13. Relentlessly Improve Standards

Continuously raise your “spec” or quality criteria, focusing on delighting the end-user rather than achieving personal perfection, and ship when the improved spec is met.

14. Manage Project Constraints

Plan projects to account for unexpected issues, avoid running out of time or money, and deliver within agreed-upon constraints, as professionals anticipate challenges rather than seeking extensions.

15. Cultivate Good Taste

Aim to understand and anticipate what your target audience desires before they explicitly know it, creating products or experiences that delight them unexpectedly.

16. Embrace Job Excellence

Regardless of your job, understand its boundaries and strive to be the best you can be within those limits, finding personal satisfaction in delighting others, rather than just doing the bare minimum.

17. Use AI as Editor

Leverage AI tools like Claude as a writing assistant to identify gaps in your content, challenge claims, and refine your writing style, treating it as a patient editor to improve your work.

Quality is not luxury.

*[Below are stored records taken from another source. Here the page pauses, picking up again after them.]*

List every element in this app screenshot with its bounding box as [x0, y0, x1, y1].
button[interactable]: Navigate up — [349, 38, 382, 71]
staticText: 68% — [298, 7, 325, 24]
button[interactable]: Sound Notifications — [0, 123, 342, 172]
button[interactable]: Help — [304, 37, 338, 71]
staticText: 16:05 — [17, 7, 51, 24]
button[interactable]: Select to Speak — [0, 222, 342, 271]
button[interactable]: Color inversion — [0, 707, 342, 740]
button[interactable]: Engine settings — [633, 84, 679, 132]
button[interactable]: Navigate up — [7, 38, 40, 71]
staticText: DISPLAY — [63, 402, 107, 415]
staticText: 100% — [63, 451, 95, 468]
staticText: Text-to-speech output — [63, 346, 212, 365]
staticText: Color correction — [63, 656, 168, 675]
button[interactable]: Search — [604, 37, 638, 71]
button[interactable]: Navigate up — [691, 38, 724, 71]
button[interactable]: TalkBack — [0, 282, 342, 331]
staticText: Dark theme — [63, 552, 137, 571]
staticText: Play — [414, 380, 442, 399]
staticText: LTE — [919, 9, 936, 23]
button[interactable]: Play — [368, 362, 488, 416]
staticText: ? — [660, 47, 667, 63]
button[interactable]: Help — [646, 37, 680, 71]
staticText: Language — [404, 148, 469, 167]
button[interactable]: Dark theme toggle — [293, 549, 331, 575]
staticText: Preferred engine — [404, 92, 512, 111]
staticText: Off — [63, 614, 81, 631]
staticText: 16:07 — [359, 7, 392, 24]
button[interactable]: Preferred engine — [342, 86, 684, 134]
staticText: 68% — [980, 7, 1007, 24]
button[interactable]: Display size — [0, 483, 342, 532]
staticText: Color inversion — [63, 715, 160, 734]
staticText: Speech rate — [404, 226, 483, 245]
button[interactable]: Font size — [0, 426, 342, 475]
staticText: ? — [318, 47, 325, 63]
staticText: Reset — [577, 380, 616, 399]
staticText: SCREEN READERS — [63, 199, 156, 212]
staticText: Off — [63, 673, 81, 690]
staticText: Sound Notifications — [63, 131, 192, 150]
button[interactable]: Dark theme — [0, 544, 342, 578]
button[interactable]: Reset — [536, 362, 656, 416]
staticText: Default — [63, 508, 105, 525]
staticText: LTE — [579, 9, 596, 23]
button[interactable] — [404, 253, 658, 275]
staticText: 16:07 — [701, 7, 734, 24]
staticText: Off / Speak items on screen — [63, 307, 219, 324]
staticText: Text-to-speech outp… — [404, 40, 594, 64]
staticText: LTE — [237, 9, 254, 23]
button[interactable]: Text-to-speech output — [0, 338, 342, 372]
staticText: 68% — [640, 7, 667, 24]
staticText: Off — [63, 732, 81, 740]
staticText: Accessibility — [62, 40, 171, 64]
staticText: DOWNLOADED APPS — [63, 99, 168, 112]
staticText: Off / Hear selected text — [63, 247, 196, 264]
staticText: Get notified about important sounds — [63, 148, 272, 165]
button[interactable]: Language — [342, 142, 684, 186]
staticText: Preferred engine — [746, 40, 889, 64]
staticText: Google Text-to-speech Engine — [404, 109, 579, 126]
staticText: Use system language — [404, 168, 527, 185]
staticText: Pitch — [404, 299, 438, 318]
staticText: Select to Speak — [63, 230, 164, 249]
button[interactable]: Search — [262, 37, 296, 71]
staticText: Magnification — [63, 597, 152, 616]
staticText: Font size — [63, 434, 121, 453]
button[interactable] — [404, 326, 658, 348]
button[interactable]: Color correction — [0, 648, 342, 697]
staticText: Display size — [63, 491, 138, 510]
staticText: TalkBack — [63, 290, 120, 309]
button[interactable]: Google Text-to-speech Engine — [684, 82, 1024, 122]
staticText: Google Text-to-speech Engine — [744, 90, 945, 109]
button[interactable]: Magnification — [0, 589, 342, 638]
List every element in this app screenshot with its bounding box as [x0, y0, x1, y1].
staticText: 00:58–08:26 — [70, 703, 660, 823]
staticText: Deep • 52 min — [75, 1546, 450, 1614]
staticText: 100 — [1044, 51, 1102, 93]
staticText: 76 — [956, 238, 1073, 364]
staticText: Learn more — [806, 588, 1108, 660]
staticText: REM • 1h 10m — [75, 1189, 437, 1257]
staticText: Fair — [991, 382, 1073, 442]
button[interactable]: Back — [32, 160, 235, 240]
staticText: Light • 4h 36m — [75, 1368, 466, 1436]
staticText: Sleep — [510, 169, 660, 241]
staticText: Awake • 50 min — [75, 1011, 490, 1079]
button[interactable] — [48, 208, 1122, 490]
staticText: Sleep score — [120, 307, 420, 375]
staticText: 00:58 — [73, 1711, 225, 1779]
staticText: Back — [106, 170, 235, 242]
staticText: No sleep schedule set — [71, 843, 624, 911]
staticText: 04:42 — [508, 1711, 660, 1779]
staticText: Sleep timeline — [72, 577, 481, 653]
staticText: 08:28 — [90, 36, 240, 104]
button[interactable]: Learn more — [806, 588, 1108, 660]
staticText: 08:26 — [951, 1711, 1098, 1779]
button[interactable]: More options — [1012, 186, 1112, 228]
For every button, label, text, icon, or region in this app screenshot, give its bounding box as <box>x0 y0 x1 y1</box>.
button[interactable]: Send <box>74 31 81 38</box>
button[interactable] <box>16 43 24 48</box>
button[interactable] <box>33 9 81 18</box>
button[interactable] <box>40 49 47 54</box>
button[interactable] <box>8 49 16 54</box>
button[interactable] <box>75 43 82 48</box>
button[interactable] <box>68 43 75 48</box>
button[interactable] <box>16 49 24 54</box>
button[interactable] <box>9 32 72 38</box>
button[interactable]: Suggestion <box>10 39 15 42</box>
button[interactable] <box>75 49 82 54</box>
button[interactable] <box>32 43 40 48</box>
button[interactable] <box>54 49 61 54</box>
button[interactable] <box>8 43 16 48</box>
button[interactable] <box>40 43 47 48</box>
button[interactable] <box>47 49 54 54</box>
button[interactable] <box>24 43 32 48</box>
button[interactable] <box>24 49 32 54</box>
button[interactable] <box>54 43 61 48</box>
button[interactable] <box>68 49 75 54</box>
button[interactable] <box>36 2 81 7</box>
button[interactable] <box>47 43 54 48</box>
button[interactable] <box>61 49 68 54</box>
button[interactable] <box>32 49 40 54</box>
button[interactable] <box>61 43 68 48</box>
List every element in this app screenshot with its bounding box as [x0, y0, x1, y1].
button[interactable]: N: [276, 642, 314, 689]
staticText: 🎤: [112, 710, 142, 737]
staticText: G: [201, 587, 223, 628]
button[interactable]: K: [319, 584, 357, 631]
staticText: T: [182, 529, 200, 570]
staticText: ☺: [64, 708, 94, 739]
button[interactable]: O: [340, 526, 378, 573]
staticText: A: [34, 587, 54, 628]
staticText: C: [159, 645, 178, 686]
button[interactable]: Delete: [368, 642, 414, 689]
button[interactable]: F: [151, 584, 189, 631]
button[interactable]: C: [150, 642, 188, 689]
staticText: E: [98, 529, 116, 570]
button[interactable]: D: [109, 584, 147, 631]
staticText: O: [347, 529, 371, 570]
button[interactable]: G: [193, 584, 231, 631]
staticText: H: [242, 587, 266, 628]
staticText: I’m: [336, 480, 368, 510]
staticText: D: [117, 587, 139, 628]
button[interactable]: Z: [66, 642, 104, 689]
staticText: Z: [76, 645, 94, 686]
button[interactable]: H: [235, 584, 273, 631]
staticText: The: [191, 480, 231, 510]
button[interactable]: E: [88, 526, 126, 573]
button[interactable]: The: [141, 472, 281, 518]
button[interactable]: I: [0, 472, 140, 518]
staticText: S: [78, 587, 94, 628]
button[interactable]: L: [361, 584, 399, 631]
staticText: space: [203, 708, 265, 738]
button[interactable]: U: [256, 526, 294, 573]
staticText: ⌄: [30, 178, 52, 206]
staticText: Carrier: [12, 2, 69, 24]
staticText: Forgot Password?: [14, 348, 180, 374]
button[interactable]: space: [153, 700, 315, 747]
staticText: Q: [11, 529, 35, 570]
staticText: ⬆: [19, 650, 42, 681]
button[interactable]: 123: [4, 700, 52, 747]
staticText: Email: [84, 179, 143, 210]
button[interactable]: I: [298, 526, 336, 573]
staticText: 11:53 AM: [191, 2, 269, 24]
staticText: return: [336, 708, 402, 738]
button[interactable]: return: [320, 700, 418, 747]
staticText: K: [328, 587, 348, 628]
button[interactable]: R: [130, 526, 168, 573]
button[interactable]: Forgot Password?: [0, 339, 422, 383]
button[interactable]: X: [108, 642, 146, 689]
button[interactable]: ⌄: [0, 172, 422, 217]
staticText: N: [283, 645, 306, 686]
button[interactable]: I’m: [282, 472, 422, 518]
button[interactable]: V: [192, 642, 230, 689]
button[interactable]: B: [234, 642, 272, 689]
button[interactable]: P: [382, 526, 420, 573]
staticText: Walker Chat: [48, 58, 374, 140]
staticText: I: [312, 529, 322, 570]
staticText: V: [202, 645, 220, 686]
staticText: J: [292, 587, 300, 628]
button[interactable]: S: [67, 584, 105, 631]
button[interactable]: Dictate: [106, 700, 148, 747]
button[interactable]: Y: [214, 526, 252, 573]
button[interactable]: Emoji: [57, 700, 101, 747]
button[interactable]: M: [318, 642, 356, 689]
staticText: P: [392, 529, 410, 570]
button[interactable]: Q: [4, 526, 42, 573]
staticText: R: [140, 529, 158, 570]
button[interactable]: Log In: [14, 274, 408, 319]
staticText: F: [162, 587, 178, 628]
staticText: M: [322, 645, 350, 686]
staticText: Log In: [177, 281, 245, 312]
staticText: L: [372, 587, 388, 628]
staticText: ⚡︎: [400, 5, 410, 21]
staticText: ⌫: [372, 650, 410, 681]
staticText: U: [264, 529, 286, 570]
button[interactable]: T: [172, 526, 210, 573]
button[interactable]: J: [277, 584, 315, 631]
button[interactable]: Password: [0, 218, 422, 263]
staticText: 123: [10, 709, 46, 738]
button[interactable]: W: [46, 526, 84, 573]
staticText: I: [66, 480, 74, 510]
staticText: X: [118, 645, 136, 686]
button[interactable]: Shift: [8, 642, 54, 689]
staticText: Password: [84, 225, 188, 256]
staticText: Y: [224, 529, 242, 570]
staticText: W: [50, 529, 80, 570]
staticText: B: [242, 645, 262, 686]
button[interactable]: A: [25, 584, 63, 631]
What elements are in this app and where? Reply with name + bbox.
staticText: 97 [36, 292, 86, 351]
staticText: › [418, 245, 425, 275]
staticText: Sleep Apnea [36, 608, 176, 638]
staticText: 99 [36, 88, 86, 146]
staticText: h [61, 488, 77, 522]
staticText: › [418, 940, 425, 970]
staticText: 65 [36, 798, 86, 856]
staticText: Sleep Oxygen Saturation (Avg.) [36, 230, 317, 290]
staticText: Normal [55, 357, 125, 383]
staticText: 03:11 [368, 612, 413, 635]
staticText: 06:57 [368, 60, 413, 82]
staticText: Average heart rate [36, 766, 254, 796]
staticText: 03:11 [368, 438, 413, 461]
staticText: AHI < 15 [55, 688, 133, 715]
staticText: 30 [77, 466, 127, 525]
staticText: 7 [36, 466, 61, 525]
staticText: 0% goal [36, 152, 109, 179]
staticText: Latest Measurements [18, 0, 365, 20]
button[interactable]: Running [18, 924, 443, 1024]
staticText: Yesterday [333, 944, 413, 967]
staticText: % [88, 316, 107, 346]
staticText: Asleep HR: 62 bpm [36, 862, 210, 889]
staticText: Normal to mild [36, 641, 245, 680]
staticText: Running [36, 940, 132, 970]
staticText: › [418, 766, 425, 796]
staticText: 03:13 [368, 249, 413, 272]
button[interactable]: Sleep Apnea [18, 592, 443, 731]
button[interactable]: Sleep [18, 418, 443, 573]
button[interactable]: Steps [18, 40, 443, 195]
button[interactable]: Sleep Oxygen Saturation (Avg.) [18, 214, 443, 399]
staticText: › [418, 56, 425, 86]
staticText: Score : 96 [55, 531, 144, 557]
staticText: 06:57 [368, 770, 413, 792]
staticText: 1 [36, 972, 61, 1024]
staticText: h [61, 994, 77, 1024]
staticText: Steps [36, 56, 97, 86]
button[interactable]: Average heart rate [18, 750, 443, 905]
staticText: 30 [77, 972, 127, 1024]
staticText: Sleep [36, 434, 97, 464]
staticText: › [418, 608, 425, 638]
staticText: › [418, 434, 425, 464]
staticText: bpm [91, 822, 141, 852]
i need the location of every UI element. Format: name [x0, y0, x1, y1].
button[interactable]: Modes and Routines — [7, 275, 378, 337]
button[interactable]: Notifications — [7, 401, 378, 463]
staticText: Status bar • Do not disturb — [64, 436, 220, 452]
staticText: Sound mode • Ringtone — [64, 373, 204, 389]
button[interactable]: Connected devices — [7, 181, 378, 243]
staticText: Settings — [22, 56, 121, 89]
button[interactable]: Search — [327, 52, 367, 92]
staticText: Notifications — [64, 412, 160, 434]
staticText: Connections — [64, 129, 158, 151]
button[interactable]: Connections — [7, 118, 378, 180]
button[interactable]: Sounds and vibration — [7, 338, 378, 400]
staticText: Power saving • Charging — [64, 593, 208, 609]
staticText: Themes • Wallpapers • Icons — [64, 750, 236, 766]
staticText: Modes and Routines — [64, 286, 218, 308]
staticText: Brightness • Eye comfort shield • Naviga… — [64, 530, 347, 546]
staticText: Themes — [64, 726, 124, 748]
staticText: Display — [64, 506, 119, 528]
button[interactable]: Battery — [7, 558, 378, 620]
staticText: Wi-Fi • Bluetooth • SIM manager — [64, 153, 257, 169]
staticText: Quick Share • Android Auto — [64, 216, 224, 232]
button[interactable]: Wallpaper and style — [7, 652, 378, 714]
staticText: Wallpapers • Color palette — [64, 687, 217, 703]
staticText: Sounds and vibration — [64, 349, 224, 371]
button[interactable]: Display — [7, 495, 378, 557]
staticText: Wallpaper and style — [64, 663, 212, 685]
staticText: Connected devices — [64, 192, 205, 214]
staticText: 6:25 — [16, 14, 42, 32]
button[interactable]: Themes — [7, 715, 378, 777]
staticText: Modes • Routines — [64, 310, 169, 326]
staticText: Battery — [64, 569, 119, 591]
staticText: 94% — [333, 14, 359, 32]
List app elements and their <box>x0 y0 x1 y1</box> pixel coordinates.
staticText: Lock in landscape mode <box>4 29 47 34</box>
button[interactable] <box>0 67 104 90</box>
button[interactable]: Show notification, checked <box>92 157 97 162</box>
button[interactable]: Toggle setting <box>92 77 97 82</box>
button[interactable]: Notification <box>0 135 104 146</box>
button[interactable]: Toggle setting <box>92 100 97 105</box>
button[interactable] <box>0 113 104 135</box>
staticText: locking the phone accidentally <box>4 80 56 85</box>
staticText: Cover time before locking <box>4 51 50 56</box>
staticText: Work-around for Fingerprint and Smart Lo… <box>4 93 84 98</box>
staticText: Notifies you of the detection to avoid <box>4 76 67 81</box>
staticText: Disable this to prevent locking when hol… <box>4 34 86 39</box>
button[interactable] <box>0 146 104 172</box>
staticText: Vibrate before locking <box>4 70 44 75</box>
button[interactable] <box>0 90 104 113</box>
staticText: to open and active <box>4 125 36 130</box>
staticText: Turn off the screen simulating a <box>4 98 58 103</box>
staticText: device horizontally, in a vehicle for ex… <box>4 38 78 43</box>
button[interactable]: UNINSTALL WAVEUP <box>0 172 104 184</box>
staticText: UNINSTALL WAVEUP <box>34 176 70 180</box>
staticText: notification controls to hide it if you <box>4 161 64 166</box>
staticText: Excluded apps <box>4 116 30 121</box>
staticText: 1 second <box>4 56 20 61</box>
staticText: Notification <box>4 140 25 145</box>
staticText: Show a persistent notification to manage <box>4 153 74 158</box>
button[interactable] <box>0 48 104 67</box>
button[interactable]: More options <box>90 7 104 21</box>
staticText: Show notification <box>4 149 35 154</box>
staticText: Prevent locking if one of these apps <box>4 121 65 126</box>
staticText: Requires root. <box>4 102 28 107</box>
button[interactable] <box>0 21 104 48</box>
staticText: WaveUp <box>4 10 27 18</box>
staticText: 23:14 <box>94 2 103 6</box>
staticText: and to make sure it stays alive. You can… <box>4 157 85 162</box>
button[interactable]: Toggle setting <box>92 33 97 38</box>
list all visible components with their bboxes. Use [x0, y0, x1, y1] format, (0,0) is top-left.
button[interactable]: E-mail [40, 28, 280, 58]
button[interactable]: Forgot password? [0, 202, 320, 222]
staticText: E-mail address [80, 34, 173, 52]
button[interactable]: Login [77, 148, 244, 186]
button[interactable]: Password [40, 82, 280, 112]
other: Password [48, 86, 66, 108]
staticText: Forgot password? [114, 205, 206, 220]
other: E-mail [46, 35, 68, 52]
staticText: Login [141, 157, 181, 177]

Quality is not perfection. Quality means meeting spec.

Seth Godin

AI very soon is going to stop being a feature, the same way electricity is not a feature.

Seth Godin

A brand is a promise. It's what do I expect from you? It's would I miss you if you were gone?

Seth Godin

Tension is at the heart of every art form and every innovation.

Seth Godin

The word remarkable means worth making a remark about.

Seth Godin

The secret to leadership is simple. Do what you believe. Paint a picture of the future. Go there. People will follow.

Seth Godin
21
Seth Godin's published books Including 18 international bestsellers.
Almost 10,000
Seth Godin's blog posts in a row The 10,000th post is expected at the beginning of 2025.
30th
Seth Godin's employee number at Spinnaker Software His first real job as a product manager.
40
Engineers working on Seth Godin's project at Spinnaker Engineers working for him without reporting to him.
22 days
Days Seth Godin did not leave the office during a crunch period To ensure software shipment and save the company.
183 links
Links on Yahoo homepage (compared to Google at launch) Google had only two buttons on its homepage.
2.4 seconds
Tesla Model S 0-60 mph acceleration in ludicrous mode A feature that created customer traction and conversation.
More than 100%
Ford F-150's contribution to Ford's profit In some years, indicating its critical importance to the company.